We have MaterialPass in mind which is more advanced

@Hans_Lammerts: The IFC file is always converted unless the receiving system used IFC as-is as their system. Even for systems that use IFC as some sort of base, they still modify it in some case.

Furthermore, linking is not about converting or not. Linking is about maintaining associativity to the source content. Linking means that if the source content is updated, then what you see is also updated, either automatically, or because you are prompted to update.

If you think Autodesk is unusual in this case, take Tekla. When Tekla imports an IFC file, it doesn’t create a native object - it creates a proxy object that can be converted to a native object. In BIM Vision, which is IFC based, it still doesn’t use IFC for graphics generation, and it makes modifications. There’s no way to use IFC, as-is, to be a full data model for any content creation system.

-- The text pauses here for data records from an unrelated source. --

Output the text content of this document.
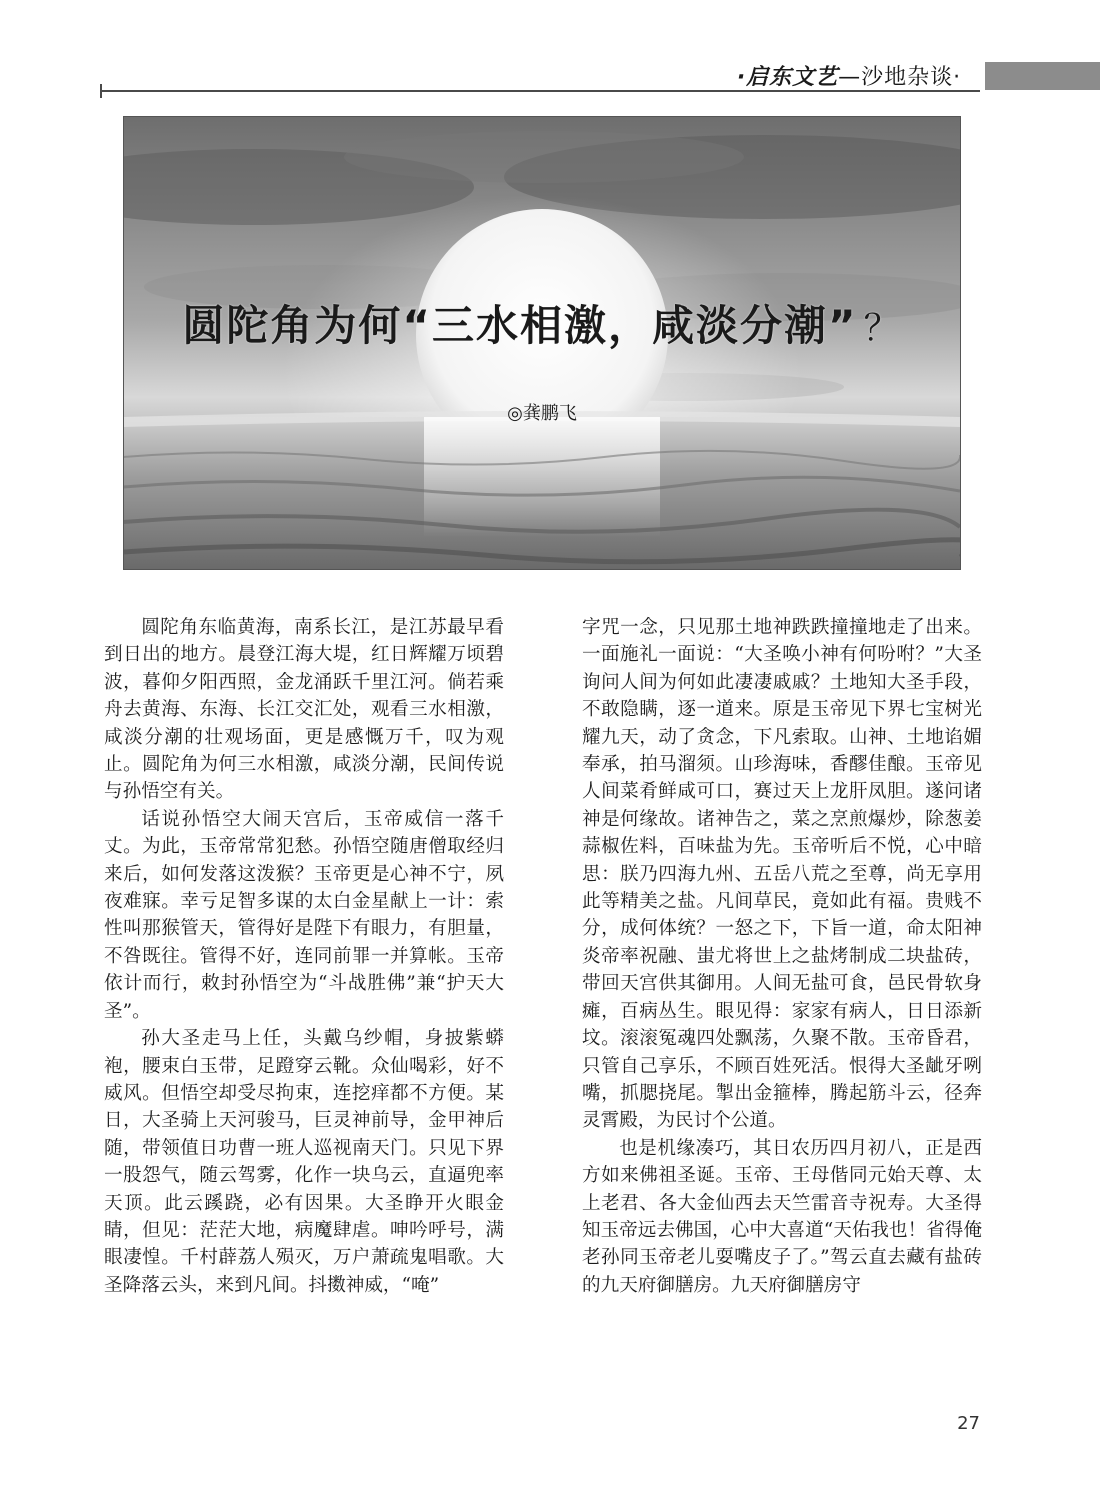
·启东文艺 —沙地杂谈·
圆陀角为何“三水相激，咸淡分潮” ？
◎龚鹏飞

圆陀角东临黄海，南系长江，是江苏最早看到日出的地方。晨登江海大堤，红日辉耀万顷碧波，暮仰夕阳西照，金龙涌跃千里江河。倘若乘舟去黄海、东海、长江交汇处，观看三水相激，咸淡分潮的壮观场面，更是感慨万千，叹为观止。圆陀角为何三水相激，咸淡分潮，民间传说与孙悟空有关。

话说孙悟空大闹天宫后，玉帝威信一落千丈。为此，玉帝常常犯愁。孙悟空随唐僧取经归来后，如何发落这泼猴？玉帝更是心神不宁，夙夜难寐。幸亏足智多谋的太白金星献上一计：索性叫那猴管天，管得好是陛下有眼力，有胆量，不咎既往。管得不好，连同前罪一并算帐。玉帝依计而行，敕封孙悟空为“斗战胜佛”兼“护天大圣”。

孙大圣走马上任，头戴乌纱帽，身披紫蟒袍，腰束白玉带，足蹬穿云靴。众仙喝彩，好不威风。但悟空却受尽拘束，连挖痒都不方便。某日，大圣骑上天河骏马，巨灵神前导，金甲神后随，带领值日功曹一班人巡视南天门。只见下界一股怨气，随云驾雾，化作一块乌云，直逼兜率天顶。此云蹊跷，必有因果。大圣睁开火眼金睛，但见：茫茫大地，病魔肆虐。呻吟呼号，满眼凄惶。千村薜荔人殒灭，万户萧疏鬼唱歌。大圣降落云头，来到凡间。抖擞神威，“唵”

字咒一念，只见那土地神跌跌撞撞地走了出来。一面施礼一面说：“大圣唤小神有何吩咐？”大圣询问人间为何如此凄凄戚戚？土地知大圣手段，不敢隐瞒，逐一道来。原是玉帝见下界七宝树光耀九天，动了贪念，下凡索取。山神、土地谄媚奉承，拍马溜须。山珍海味，香醪佳酿。玉帝见人间菜肴鲜咸可口，赛过天上龙肝凤胆。遂问诸神是何缘故。诸神告之，菜之烹煎爆炒，除葱姜蒜椒佐料，百味盐为先。玉帝听后不悦，心中暗思：朕乃四海九州、五岳八荒之至尊，尚无享用此等精美之盐。凡间草民，竟如此有福。贵贱不分，成何体统？一怒之下，下旨一道，命太阳神炎帝率祝融、蚩尤将世上之盐烤制成二块盐砖，带回天宫供其御用。人间无盐可食，邑民骨软身瘫，百病丛生。眼见得：家家有病人，日日添新坟。滚滚冤魂四处飘荡，久聚不散。玉帝昏君，只管自己享乐，不顾百姓死活。恨得大圣龇牙咧嘴，抓腮挠尾。掣出金箍棒，腾起筋斗云，径奔灵霄殿，为民讨个公道。

也是机缘凑巧，其日农历四月初八，正是西方如来佛祖圣诞。玉帝、王母偕同元始天尊、太上老君、各大金仙西去天竺雷音寺祝寿。大圣得知玉帝远去佛国，心中大喜道“天佑我也！省得俺老孙同玉帝老儿耍嘴皮子了。”驾云直去藏有盐砖的九天府御膳房。九天府御膳房守

27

But to explain more - conversion can be to different Revit objects. Take a wall. You can use the Revit Wall API class, which is fully-featured. Or you can create an in-place family with category Wall, which allows you to create extrusions and sweeps, and has some rudenmentary support for inserts, but which aren’t shared. or you can use DirectShapes, which store geometry, can be referenced, are room bounding, can be updated with a link update, etc., but have currently no geometric modification possible. The time to create the first two element types is much slower than the 3rd, because there is a lot more parametric stuff going on, which isn’t needed in a link case where you can’t modify the source file, anyway.

@ian: Nope. We don’t have texture support. We do have a more robust Material API than we used to, so it isn’t a hopeless cause, but I’d be surprised if IFC had all of the information Revit needed to create materials with proper textures. But haven’t even tried.